All these things are possible.  What is certain is that the media is discussing none of this.   You don't see these charts in the news.  All you see are cumulative infection charts and death charts (which always are going up, up, up by their very nature).  Where the cartoonist is getting his numbers from is hard to parse - are those infection rate charts?  Death rate?  Testing?  What is the X-axis?  Y-axis?  The scale?  Have infections in Germany, Spain, and Italy really dropped off to zero?  I doubt it.

Why the media refuses to discuss this is obvious.  Well, first, complex information is hard to communicate - people find it boring and they turn away, which pisses off advertisers.   Second, bad news sells, and if you put up an article saying "Corona Virus infection rate is spiking!" it sells newspapers.  If you put up a headline saying "Corona Virus infection rate spiking in irresponsible red states that are relaxing restrictions!" it sells a lot of copies of the New York Times, the readers of which consider New Jersey to be the far, far lands.

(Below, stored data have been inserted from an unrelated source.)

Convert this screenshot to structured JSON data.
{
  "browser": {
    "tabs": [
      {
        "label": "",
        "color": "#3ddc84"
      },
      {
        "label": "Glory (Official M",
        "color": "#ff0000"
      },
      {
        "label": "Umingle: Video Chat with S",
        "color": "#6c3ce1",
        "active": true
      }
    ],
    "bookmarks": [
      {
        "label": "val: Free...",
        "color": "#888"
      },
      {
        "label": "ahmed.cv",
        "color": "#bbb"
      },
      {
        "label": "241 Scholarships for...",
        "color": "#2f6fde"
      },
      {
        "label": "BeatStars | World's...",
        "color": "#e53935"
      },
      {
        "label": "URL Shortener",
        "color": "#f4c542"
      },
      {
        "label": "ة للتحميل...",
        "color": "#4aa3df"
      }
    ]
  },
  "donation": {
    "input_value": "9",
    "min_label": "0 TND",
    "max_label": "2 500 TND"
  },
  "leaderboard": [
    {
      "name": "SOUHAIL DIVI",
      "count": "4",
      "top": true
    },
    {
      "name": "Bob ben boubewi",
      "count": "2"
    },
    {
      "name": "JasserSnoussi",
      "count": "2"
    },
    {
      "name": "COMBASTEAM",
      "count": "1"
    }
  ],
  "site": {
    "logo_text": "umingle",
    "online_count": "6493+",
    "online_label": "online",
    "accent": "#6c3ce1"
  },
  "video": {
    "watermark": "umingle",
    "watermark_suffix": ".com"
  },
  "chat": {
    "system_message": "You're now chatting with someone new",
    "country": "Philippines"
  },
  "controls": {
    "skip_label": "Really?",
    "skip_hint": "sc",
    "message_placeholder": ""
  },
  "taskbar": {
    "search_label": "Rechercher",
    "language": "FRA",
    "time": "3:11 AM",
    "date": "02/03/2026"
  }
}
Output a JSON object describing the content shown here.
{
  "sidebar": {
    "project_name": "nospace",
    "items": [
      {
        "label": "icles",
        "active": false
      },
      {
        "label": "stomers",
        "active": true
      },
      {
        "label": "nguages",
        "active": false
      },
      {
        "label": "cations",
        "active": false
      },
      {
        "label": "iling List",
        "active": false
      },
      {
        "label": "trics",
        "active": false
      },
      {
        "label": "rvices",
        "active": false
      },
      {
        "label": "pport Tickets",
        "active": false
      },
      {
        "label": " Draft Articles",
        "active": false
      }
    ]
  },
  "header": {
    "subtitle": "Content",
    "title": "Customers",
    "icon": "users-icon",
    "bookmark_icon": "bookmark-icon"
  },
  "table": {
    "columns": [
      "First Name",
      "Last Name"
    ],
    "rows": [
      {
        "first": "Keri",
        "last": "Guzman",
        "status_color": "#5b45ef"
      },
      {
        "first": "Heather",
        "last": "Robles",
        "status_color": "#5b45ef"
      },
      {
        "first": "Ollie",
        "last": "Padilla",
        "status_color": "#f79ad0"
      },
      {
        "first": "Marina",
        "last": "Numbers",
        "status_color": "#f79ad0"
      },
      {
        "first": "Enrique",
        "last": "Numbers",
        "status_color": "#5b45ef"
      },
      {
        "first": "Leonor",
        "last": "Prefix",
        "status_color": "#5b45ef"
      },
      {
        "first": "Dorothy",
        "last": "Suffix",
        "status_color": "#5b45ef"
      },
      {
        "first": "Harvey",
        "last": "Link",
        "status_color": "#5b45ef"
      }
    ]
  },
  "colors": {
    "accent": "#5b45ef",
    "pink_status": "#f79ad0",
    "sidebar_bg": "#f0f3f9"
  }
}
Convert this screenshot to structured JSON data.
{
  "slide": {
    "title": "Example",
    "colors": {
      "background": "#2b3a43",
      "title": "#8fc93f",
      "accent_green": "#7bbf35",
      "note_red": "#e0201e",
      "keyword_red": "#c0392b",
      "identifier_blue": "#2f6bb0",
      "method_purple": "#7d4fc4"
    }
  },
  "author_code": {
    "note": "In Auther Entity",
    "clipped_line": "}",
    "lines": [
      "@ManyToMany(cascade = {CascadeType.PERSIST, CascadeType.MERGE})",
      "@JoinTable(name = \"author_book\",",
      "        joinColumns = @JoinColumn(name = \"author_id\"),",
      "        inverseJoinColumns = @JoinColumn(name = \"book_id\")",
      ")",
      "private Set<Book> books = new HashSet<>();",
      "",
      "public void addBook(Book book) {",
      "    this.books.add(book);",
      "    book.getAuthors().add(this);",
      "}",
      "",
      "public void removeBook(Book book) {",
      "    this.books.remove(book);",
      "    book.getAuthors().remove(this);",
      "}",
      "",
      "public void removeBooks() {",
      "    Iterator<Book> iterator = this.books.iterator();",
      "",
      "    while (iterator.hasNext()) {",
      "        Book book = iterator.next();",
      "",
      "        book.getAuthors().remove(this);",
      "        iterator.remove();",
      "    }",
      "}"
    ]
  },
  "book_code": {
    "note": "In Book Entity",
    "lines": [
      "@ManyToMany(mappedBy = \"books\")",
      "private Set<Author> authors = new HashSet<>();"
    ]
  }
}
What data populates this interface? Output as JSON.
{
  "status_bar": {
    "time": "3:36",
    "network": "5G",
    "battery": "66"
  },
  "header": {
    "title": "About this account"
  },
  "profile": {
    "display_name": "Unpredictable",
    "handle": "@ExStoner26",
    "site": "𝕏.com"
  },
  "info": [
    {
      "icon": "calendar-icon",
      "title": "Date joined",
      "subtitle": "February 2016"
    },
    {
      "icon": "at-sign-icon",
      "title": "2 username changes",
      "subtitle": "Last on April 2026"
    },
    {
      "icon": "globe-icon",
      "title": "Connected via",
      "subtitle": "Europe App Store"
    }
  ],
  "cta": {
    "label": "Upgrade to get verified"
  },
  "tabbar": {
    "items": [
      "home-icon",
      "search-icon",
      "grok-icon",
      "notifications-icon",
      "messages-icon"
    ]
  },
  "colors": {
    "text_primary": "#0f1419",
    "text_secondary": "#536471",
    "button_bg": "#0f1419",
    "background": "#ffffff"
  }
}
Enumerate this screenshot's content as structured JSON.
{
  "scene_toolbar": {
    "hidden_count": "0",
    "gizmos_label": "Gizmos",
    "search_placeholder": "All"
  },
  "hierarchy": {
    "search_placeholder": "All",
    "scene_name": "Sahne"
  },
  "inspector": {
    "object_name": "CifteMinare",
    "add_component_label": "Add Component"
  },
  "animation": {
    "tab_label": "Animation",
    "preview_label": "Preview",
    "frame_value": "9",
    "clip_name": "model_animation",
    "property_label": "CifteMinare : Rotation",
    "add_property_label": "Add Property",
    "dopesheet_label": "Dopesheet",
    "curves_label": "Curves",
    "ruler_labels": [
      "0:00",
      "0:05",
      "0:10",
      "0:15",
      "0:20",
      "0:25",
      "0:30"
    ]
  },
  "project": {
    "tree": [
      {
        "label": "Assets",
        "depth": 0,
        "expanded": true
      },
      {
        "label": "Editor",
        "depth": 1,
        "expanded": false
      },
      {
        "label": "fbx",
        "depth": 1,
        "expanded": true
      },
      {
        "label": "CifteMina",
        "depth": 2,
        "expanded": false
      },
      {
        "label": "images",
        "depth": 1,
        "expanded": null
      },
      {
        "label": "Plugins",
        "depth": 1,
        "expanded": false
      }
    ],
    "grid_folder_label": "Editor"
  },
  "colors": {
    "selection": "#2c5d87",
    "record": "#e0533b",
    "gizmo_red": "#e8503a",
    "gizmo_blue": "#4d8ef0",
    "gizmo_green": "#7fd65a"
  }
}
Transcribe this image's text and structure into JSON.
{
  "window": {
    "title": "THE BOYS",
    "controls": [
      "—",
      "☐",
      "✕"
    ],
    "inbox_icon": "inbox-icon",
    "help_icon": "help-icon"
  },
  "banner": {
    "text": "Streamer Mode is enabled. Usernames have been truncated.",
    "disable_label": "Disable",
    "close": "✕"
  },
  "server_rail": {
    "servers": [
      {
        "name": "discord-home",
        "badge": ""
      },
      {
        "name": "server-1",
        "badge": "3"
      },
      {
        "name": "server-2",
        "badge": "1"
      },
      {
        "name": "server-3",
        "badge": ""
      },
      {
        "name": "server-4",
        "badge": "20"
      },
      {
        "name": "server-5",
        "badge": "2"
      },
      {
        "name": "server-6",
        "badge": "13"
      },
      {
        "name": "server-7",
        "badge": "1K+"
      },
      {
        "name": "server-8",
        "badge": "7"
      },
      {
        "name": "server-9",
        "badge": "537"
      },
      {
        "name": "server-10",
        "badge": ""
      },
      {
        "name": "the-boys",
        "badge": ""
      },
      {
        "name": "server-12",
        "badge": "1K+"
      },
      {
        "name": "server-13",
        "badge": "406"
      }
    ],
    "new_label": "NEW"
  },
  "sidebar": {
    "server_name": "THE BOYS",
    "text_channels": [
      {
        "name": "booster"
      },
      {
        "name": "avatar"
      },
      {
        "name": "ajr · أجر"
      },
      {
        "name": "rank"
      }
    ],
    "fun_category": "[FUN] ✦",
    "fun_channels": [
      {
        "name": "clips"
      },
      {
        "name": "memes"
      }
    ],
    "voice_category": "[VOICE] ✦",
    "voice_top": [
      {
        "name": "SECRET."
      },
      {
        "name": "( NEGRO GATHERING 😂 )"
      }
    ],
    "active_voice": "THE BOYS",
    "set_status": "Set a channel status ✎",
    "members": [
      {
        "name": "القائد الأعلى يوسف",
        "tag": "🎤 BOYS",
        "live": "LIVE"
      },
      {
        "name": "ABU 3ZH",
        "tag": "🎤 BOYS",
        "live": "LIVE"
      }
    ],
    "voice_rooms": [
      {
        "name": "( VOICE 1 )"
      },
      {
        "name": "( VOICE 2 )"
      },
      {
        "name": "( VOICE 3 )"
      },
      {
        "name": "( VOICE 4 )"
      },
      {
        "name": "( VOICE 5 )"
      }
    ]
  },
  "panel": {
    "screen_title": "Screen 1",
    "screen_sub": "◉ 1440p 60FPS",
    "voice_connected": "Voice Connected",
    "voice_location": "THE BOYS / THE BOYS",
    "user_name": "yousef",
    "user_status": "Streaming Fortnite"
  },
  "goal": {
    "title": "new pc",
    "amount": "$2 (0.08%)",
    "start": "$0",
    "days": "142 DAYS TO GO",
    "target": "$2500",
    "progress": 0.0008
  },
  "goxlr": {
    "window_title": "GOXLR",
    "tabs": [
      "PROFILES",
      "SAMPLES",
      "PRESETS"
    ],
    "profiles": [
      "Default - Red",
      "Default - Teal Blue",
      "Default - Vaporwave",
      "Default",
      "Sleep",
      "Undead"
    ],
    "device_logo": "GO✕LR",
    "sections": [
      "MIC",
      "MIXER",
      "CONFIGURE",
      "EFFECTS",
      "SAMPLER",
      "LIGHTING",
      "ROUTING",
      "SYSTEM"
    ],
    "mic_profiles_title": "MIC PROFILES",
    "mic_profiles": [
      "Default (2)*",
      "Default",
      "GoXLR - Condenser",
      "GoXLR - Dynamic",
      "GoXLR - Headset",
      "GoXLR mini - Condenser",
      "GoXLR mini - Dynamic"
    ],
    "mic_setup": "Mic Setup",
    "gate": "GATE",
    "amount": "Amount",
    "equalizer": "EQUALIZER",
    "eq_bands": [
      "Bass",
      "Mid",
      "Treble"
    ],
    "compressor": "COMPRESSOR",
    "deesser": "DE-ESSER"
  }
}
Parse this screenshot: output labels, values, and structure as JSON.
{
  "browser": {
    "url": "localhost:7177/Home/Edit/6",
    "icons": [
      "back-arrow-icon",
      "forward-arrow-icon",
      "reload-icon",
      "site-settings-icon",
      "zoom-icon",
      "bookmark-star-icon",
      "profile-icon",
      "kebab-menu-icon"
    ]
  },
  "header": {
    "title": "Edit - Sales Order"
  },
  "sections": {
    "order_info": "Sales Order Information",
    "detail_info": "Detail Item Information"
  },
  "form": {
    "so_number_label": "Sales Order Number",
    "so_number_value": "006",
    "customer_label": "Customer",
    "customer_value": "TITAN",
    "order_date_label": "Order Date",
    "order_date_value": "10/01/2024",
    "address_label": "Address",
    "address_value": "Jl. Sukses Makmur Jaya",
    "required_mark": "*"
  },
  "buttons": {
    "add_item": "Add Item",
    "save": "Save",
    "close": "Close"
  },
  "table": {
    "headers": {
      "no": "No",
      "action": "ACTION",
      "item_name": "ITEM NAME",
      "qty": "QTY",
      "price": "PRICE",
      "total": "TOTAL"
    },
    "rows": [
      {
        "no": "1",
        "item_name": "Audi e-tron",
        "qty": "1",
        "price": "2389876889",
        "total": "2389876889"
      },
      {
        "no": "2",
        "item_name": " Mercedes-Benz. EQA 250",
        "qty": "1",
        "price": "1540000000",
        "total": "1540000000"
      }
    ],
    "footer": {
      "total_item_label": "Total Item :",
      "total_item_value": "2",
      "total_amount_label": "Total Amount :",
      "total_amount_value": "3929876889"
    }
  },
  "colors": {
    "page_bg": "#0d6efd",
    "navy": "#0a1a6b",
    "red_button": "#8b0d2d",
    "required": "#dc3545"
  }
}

The sad thing is that we are at a time in our history when people really need hard, accurate data - about everything.   We live in an information age, and yet some people sincerely believe the earth is flat, vaccines cause autism, aliens are being kept prisoner in area 51 (and not illegal aliens, either) and so on and so forth.    Truth has been replaced by truthiness, facts with alternative facts.   And both the left and right seem to indulge in this alternate reality.

Obviously, my monetizing the blog is what caused this latest Covid "spike" as the two events were nearly simultaneous, and as we all know, correlation is causation!  For the current generation of journalists, this makes about as much sense as anything else!